Quince años antes, febrero de 2000 en Barcelona. Catalina sale de su bufete y la lluvia continúa. El frío y la humedad se le calan en el cuerpo. Menos mal que, a última hora, renunció a ponerse sus zapatos nuevos; con lo coqueta que es, hubiera sufrido un disgusto monumental.

La tensión se acumula desde hace meses. El caso de fraude que investiga dificulta su vida de modo ingente y hace que todo lo sobredimensione. Incluso al dejar a sus hijos en la escuela a las ocho, como cada día, ha tomado conciencia de que el asunto se le escapa de las manos. Está ya muy cerca de resolverlo y su fortaleza se consume. Los niños, como si lo presintieran, no han hecho ni un solo comentario en el trayecto de quince minutos que les separa de su domicilio en Sarriá del colegio.

En la hora escasa que ha estado en la oficina, antes de ir a los juzgados, no le ha ido mejor. Sus compañeros y colaboradores han permanecido en silencio. Sólo ha atendido una llamada que ha durado menos de un minuto:

—Cata, no lo hagas. No presentes tu informe. Me hundes.
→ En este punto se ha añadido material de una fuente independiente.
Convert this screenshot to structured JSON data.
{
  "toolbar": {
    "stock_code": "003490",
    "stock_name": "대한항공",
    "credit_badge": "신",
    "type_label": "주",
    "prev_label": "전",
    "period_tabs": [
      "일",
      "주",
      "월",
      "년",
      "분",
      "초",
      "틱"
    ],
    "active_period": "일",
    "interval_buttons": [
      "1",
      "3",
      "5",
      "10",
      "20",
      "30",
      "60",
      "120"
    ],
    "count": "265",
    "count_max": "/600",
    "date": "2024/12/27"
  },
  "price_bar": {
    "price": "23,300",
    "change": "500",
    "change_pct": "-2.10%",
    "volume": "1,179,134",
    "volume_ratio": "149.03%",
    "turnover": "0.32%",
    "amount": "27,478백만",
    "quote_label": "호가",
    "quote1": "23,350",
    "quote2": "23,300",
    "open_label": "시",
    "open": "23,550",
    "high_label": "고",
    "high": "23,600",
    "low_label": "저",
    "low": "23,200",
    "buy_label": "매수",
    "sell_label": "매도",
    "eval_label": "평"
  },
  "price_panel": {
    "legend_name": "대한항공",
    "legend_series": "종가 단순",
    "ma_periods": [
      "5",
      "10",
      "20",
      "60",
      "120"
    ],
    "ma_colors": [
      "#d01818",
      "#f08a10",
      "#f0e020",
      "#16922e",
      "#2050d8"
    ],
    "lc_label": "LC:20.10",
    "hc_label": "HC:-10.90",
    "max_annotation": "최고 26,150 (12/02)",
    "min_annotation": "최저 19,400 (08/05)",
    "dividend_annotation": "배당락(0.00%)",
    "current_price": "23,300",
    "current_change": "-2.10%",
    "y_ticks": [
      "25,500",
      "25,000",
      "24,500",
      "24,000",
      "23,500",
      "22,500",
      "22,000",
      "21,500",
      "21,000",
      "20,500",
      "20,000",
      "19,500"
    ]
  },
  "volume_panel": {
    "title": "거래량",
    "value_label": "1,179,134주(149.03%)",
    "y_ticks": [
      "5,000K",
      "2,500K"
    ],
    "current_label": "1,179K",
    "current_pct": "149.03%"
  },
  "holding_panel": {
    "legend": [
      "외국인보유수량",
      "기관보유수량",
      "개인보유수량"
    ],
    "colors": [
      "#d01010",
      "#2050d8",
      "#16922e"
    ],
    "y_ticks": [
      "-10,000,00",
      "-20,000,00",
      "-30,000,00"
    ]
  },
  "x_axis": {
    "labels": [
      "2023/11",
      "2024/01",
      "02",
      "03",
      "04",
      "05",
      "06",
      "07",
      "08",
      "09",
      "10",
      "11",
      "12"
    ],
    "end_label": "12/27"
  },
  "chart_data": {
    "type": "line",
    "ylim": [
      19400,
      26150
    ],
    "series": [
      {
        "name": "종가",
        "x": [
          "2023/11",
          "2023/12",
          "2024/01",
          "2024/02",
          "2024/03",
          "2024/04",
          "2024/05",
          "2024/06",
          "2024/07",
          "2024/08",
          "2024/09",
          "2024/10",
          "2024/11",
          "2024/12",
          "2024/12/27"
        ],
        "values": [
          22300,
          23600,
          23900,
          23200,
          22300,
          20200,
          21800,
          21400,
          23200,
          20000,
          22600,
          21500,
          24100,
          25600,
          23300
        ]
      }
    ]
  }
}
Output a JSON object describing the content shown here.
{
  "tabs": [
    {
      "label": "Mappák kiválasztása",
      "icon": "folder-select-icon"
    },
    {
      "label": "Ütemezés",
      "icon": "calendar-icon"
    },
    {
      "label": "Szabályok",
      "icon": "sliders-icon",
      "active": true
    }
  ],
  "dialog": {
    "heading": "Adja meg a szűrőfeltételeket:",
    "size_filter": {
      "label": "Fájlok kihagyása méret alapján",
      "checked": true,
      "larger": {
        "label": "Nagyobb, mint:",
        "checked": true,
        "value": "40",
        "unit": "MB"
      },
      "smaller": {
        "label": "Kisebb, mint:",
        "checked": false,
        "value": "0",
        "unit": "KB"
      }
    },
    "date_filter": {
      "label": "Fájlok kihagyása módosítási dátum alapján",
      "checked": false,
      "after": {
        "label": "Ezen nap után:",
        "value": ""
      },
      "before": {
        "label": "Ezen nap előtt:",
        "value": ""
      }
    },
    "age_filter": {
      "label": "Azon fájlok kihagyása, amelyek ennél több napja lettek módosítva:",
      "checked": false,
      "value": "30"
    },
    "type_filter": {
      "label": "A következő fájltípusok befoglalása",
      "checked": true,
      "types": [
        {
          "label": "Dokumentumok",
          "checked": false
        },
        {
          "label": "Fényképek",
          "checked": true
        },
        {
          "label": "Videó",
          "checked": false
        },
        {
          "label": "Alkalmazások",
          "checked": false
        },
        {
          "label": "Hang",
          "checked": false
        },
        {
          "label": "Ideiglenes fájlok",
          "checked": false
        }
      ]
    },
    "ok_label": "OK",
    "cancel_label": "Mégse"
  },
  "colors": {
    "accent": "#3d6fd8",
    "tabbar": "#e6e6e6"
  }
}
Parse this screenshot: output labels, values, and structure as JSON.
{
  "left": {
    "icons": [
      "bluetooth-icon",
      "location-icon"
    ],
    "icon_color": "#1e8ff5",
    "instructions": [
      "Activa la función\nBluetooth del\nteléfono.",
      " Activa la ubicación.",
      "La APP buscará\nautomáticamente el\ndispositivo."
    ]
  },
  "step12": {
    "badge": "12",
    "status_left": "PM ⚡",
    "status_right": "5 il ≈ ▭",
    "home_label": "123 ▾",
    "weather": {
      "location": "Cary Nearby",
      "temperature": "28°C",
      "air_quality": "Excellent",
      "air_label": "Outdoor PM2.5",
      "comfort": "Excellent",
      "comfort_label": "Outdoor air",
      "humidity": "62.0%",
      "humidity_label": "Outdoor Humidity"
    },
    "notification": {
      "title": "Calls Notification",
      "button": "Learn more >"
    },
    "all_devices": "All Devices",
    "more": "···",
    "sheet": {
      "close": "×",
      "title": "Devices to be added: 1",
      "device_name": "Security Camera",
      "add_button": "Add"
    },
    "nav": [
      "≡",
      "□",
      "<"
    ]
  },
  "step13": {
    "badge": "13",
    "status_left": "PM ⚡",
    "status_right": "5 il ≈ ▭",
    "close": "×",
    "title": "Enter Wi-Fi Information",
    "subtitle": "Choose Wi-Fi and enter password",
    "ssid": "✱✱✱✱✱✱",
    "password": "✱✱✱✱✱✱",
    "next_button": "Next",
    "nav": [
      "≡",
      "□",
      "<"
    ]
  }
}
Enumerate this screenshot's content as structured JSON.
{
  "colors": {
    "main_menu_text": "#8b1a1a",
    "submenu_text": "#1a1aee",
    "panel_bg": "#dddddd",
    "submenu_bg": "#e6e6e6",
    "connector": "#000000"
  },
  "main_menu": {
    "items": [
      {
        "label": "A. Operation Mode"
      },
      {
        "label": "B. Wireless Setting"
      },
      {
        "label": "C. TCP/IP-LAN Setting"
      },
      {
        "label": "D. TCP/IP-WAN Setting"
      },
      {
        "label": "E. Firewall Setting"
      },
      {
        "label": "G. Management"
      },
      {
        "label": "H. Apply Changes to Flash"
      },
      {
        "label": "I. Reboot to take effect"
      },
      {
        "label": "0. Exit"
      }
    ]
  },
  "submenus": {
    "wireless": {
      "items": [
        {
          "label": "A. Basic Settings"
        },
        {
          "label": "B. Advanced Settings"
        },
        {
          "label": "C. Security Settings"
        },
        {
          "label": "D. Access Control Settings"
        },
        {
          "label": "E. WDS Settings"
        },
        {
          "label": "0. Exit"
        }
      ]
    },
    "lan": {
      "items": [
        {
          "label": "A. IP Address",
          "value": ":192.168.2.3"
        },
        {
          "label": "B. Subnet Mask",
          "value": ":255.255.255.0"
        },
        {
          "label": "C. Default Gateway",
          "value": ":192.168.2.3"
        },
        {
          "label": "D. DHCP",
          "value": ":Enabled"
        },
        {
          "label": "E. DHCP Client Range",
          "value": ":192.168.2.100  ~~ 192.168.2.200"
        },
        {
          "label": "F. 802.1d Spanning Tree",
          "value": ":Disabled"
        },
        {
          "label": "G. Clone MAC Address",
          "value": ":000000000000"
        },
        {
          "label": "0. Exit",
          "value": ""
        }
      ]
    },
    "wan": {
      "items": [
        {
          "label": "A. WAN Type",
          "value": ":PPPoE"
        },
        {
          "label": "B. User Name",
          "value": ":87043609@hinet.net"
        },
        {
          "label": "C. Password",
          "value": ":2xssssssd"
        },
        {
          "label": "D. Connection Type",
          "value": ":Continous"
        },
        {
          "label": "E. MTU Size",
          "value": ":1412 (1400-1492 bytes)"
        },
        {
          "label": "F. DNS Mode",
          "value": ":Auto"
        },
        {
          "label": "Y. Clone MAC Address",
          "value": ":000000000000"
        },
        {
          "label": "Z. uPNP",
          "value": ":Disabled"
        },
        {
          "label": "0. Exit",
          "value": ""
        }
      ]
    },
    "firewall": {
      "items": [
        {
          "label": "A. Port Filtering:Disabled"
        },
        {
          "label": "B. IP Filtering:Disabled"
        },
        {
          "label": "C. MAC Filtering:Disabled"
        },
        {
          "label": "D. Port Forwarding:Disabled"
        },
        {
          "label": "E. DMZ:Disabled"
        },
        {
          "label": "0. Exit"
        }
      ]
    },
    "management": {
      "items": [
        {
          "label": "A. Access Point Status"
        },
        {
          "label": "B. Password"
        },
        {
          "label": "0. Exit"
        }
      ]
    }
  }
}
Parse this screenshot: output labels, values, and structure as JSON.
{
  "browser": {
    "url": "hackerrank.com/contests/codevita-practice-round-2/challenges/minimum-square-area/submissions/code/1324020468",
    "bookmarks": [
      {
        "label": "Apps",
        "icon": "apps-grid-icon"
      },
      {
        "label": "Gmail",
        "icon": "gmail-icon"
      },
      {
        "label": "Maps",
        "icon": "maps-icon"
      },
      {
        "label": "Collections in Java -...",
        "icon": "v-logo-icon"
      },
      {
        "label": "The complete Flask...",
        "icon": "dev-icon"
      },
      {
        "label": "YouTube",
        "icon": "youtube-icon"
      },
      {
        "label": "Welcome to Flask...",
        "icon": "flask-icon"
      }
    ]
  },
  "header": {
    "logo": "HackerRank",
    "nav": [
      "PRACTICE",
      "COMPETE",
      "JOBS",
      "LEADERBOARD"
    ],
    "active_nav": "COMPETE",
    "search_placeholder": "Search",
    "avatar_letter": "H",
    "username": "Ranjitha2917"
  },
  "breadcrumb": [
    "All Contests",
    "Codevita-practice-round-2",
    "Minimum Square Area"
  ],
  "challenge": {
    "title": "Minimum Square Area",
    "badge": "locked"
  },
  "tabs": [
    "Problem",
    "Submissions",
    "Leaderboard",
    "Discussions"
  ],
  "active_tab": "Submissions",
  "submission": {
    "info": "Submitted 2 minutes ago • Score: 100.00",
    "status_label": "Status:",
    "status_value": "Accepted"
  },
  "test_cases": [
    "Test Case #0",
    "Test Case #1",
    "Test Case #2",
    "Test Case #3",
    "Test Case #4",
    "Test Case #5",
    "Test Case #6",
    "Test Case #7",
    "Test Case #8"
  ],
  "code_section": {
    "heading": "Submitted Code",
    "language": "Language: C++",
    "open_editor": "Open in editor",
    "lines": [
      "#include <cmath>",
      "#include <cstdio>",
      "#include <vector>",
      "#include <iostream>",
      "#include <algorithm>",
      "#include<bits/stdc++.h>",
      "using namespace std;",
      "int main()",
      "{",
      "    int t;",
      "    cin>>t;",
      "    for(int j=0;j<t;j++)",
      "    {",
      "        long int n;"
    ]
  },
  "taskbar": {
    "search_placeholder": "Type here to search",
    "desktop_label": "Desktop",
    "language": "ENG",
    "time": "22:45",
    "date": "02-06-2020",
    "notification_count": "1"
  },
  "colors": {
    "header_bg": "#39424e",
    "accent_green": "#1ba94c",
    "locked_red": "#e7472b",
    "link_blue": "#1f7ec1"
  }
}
—Lo siento, Ramón. Es mi deber.

Tras colgar el auricular del teléfono, la abogada, colérica, se sienta y respira hondo. Esa voz grave, imponente, de locutor de radio, tan familiar y tan lejana, resuena en su cabeza. Un cúmulo de circunstancias la han empujado a esa tesitura, no hay opciones. Cierra los ojos y en un instante rememora sus inicios en el mundo del derecho: Ramón la apoyó y animó a seguir adelante en numerosas ocasiones. Catalina se sintió respetada y valorada, a pesar de no estar de acuerdo en sus disquisiciones jurídicas en numerosas ocasiones. Hoy tiene las pruebas para derrumbarlo y destrozar ese teatro del que ella fue una marioneta más movida a su antojo y sin escrúpulos como tantos otros en su camino. Fantasea con poder salir del infierno que ha sido su propia oficina la última temporada. Es, sin duda, una de las fases más duras del largo camino recorrido hasta aquí.

Se levanta como si un resorte la hubiera propulsado y se dice: “¡Alea jacta est! Sí, la suerte está echada”. Comprueba la hora, las nueve y media. “Aire Cata, sosiégate. Tomaste la decisión y ya no hay marcha atrás”.

Va al baño, se retoca su melena rubia, casi albina, y se pinta los labios con un brillo de un ligero rosado. Maquillaje discreto, por supuesto, porque mantiene su identidad como mujer en un mundo de hombres. Se permite muy pocas extravagancias. Su vestimenta de trabajo, con la que se siente cómoda y segura, se limita al traje sastre gris, azul marino o negro, que guarnece con pañuelos armoniosos al cuello. Pantalón de vez en cuando, casi por norma falda recta por encima de la rodilla y su chaqueta a juego, sin escotes. Además, tiene la ventaja de que es muy fácil escoger la ropa cada mañana, lista para cualquier imprevisto. Nadie se lo impone, ella resuelve que tiene que uniformarse así para representar su papel. No falta su gargantilla de perlas que le regalaron sus padres al cumplir los 18.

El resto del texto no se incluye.